O confisco dos depósitos

Uma reunião extraordinária do conselho da OAB/PR decidiu ontem à noite que vai protocolar reclamação hoje no Conselho Nacional de Justiça (CNJ), com pedido de liminar, contra o Decreto Judiciário 940 baixado no dia 17 pelo presidente do Tribunal de Justiça do Paraná, desembargador Clayton Camargo. A OAB entende que o dispositivo é absolutamente inconstitucional.

O decreto judiciário, antecipando-se à iniciativa do governo estadual de criar o Sigerfi (uma superconta bancária que reunirá recursos de todos os órgãos da administração direta e indireta), também criou uma superconta no TJ, alimentada pela totalidade dos depósitos judiciais atualmente administrados pelos juízes. Calcula-se em cerca de R$ 6,3 bilhões o total destes depósitos.

Combinado com a lei que implanta o Sigerfi (a ser sancionada na semana que vem), o decreto de Clayton Camargo abre a possibilidade de o TJ firmar convênio com o estado para transferir estes depósitos para a administração da secretaria da Fazenda por meio do Sigerfi.

O CNJ tem poderes suficientes para barrar a iniciativa do tribunal paranaense. Estarrecidos com a medida, os conselheiros da OAB/PR consideram que o CNJ encontrará inúmeras razões para conceder a liminar.

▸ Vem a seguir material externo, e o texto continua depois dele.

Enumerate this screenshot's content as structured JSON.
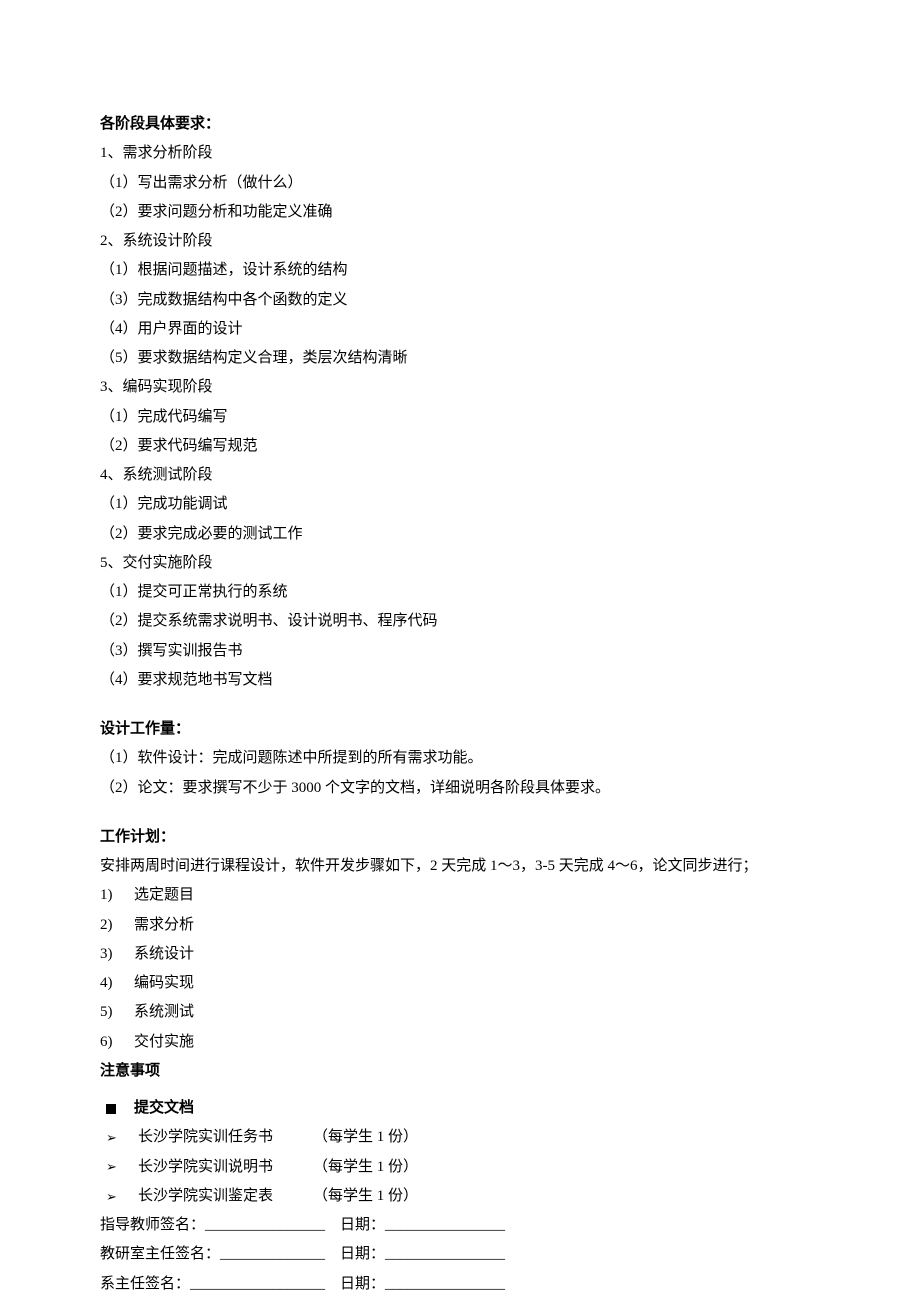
{
  "section1": {
    "title": "各阶段具体要求：",
    "phases": [
      {
        "heading": "1、需求分析阶段",
        "items": [
          "（1）写出需求分析（做什么）",
          "（2）要求问题分析和功能定义准确"
        ]
      },
      {
        "heading": "2、系统设计阶段",
        "items": [
          "（1）根据问题描述，设计系统的结构",
          "（3）完成数据结构中各个函数的定义",
          "（4）用户界面的设计",
          "（5）要求数据结构定义合理，类层次结构清晰"
        ]
      },
      {
        "heading": "3、编码实现阶段",
        "items": [
          "（1）完成代码编写",
          "（2）要求代码编写规范"
        ]
      },
      {
        "heading": "4、系统测试阶段",
        "items": [
          "（1）完成功能调试",
          "（2）要求完成必要的测试工作"
        ]
      },
      {
        "heading": "5、交付实施阶段",
        "items": [
          "（1）提交可正常执行的系统",
          "（2）提交系统需求说明书、设计说明书、程序代码",
          "（3）撰写实训报告书",
          "（4）要求规范地书写文档"
        ]
      }
    ]
  },
  "section2": {
    "title": "设计工作量：",
    "items": [
      "（1）软件设计：完成问题陈述中所提到的所有需求功能。",
      "（2）论文：要求撰写不少于 3000 个文字的文档，详细说明各阶段具体要求。"
    ]
  },
  "section3": {
    "title": "工作计划：",
    "intro": "安排两周时间进行课程设计，软件开发步骤如下，2 天完成 1～3，3-5 天完成 4～6，论文同步进行；",
    "steps": [
      {
        "n": "1)",
        "t": "选定题目"
      },
      {
        "n": "2)",
        "t": "需求分析"
      },
      {
        "n": "3)",
        "t": "系统设计"
      },
      {
        "n": "4)",
        "t": "编码实现"
      },
      {
        "n": "5)",
        "t": "系统测试"
      },
      {
        "n": "6)",
        "t": "交付实施"
      }
    ]
  },
  "section4": {
    "title": "注意事项",
    "submit_heading": "提交文档",
    "docs": [
      {
        "name": "长沙学院实训任务书",
        "qty": "（每学生 1 份）"
      },
      {
        "name": "长沙学院实训说明书",
        "qty": "（每学生 1 份）"
      },
      {
        "name": "长沙学院实训鉴定表",
        "qty": "（每学生 1 份）"
      }
    ],
    "sig1": "指导教师签名：________________    日期：________________",
    "sig2": "教研室主任签名：______________    日期：________________",
    "sig3": "系主任签名：__________________    日期：________________"
  }
}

Uma das razões: o decreto 940 é tão abrangente que possibilita que todos os depósitos judiciais, qualquer que seja sua natureza, seja tributária seja privada, venham a compor a superconta do tribunal. Por exemplo: uma demanda entre locador e locatário privados, envolvendo o valor da locação e que tenha dado motivo a um depósito judicial, será também objeto do "confisco". Atualmente, quando resolvida a demanda, o juiz da causa tem autonomia para dar destino correto e imediato ao depósito.

O decreto muda esta regra. O juiz, primeiro, terá de pedir autorização formal do presidente do TJ para liberar o depósito para uma das partes. Se, porém, via convênio, o depósito já tiver sido transferido para a superconta estadual, pode ser que o estado alegue não ter disponibilidade para liberá-lo. Ou seja, um direito individual, privado, ficará sujeito à vontade ou à possibilidade da autoridade pública.

A OAB/PR, segundo seu presidente, Juliano Breda, não se limitará à reclamação ao CNJ. Pretende impetrar também no Supremo Tribunal Federal (STF) uma Ação Direta de Inconstitucionalidade (Adin) contra a lei estadual de criação do Sigerfi, com implicações que irão bastante além da polêmica questão dos depósitos judiciais.

O Projeto de Lei 190 que cria o Sigerfi foi aprovado anteontem em regime de urgência pela Assembleia. Premido pelo ano eleitoral de 2014, o objetivo do governo é, ao colocar a mão em todos os recursos possíveis e imagináveis, enfrentar as dificuldades do erário para cumprir suas obrigações mínimas. E, quem sabe, até mesmo investir um pouco.